Isoform 1 is selectively expressed on CD34 hematopoietic stem and progenitor cells in adult and fetal bone marrow, fetal liver, cord blood and adult peripheral blood. Isoform 1 is not detected on other blood cells. Isoform 1 is also expressed in a number of non-lymphoid tissues including retina, pancreas, placenta, kidney, liver, lung, brain and heart. Found in saliva within small membrane particles. Isoform 2 is predominantly expressed in fetal liver, skeletal muscle, kidney, and heart as well as adult pancreas, kidney, liver, lung, and placenta. Isoform 2 is highly expressed in fetal liver, low in bone marrow, and barely detectable in peripheral blood. Isoform 2 is expressed on hematopoietic stem cells and in epidermal basal cells (at protein level). Expressed in adult retina by rod and cone photoreceptor cells (at protein level).

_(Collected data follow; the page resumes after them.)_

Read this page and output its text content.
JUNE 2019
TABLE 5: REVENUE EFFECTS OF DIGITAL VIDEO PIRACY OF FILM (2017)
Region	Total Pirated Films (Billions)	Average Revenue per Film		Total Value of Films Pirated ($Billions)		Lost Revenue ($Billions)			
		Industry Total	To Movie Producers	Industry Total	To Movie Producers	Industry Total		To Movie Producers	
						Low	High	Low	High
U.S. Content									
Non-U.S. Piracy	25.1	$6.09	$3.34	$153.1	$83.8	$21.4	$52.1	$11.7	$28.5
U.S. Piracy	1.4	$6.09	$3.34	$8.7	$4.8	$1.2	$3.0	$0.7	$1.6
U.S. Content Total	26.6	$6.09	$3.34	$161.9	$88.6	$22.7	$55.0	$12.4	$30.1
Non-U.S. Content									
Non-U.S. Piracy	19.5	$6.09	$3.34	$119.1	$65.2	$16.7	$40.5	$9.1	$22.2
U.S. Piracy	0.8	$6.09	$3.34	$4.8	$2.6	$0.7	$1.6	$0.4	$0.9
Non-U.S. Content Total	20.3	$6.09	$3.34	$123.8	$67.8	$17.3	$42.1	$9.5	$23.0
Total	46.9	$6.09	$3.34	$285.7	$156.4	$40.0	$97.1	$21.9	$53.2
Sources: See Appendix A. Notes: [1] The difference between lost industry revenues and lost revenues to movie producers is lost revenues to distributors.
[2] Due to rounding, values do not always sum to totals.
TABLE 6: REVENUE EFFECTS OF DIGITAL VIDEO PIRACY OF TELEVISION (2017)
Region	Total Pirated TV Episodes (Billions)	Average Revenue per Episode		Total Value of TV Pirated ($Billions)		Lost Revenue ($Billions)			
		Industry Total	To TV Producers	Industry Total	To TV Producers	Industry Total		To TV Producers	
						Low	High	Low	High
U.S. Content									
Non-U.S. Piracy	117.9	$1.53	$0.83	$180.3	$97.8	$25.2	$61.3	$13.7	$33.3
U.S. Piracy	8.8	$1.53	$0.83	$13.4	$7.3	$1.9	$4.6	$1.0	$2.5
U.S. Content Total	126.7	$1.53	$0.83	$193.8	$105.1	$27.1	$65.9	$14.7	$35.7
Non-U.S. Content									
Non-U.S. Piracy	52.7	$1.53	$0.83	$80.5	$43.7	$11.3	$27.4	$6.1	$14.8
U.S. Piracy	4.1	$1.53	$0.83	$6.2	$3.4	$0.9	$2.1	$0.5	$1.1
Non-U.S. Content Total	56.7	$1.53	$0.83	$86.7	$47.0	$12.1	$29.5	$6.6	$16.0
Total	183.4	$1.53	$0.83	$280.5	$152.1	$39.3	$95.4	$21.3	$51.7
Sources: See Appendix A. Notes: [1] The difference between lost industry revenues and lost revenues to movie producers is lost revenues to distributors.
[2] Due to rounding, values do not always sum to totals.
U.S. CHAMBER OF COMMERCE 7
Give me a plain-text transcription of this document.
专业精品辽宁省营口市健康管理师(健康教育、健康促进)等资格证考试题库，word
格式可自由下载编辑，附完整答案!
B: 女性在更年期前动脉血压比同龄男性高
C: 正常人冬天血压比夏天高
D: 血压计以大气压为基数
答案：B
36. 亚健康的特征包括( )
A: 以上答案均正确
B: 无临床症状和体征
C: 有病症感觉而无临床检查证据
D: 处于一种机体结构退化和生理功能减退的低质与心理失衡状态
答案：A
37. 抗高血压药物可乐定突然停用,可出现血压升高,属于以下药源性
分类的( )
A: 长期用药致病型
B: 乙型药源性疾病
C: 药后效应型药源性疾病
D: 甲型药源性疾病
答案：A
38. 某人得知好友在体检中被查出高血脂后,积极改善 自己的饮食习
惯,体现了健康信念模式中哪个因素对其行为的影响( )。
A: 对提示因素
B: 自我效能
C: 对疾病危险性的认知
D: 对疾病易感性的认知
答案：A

POST-TRANSLATIONAL MODIFICATION

Isoform 1 and isoform 2 are glycosylated.; Acetylation at Lys-225, Lys-257 and Lys-264 by NAT8 and NAT8B may control PROM1 protein expression and its function in cell apoptosis.

SUBCELLULAR LOCATION

Apical cell membrane; Multi-pass membrane protein. Cell projection, microvillus membrane; Multi-pass membrane protein. Cell projection, cilium, photoreceptor outer segment. Endoplasmic reticulum. Endoplasmic reticulum-Golgi intermediate compartment. Note=Found in extracellular membrane particles in various body fluids such as cerebrospinal fluid, saliva, seminal fluid and urine.

FUNCTION

May play a role in cell differentiation, proliferation and apoptosis. Binds cholesterol in cholesterol-containing plasma membrane microdomains and may play a role in the organization of the apical plasma membrane in epithelial cells. During early retinal development acts as a key regulator of disk morphogenesis. Involved in regulation of MAPK and Akt signaling pathways. In neuroblastoma cells suppresses cell differentiation such as neurite outgrowth in a RET-dependent manner.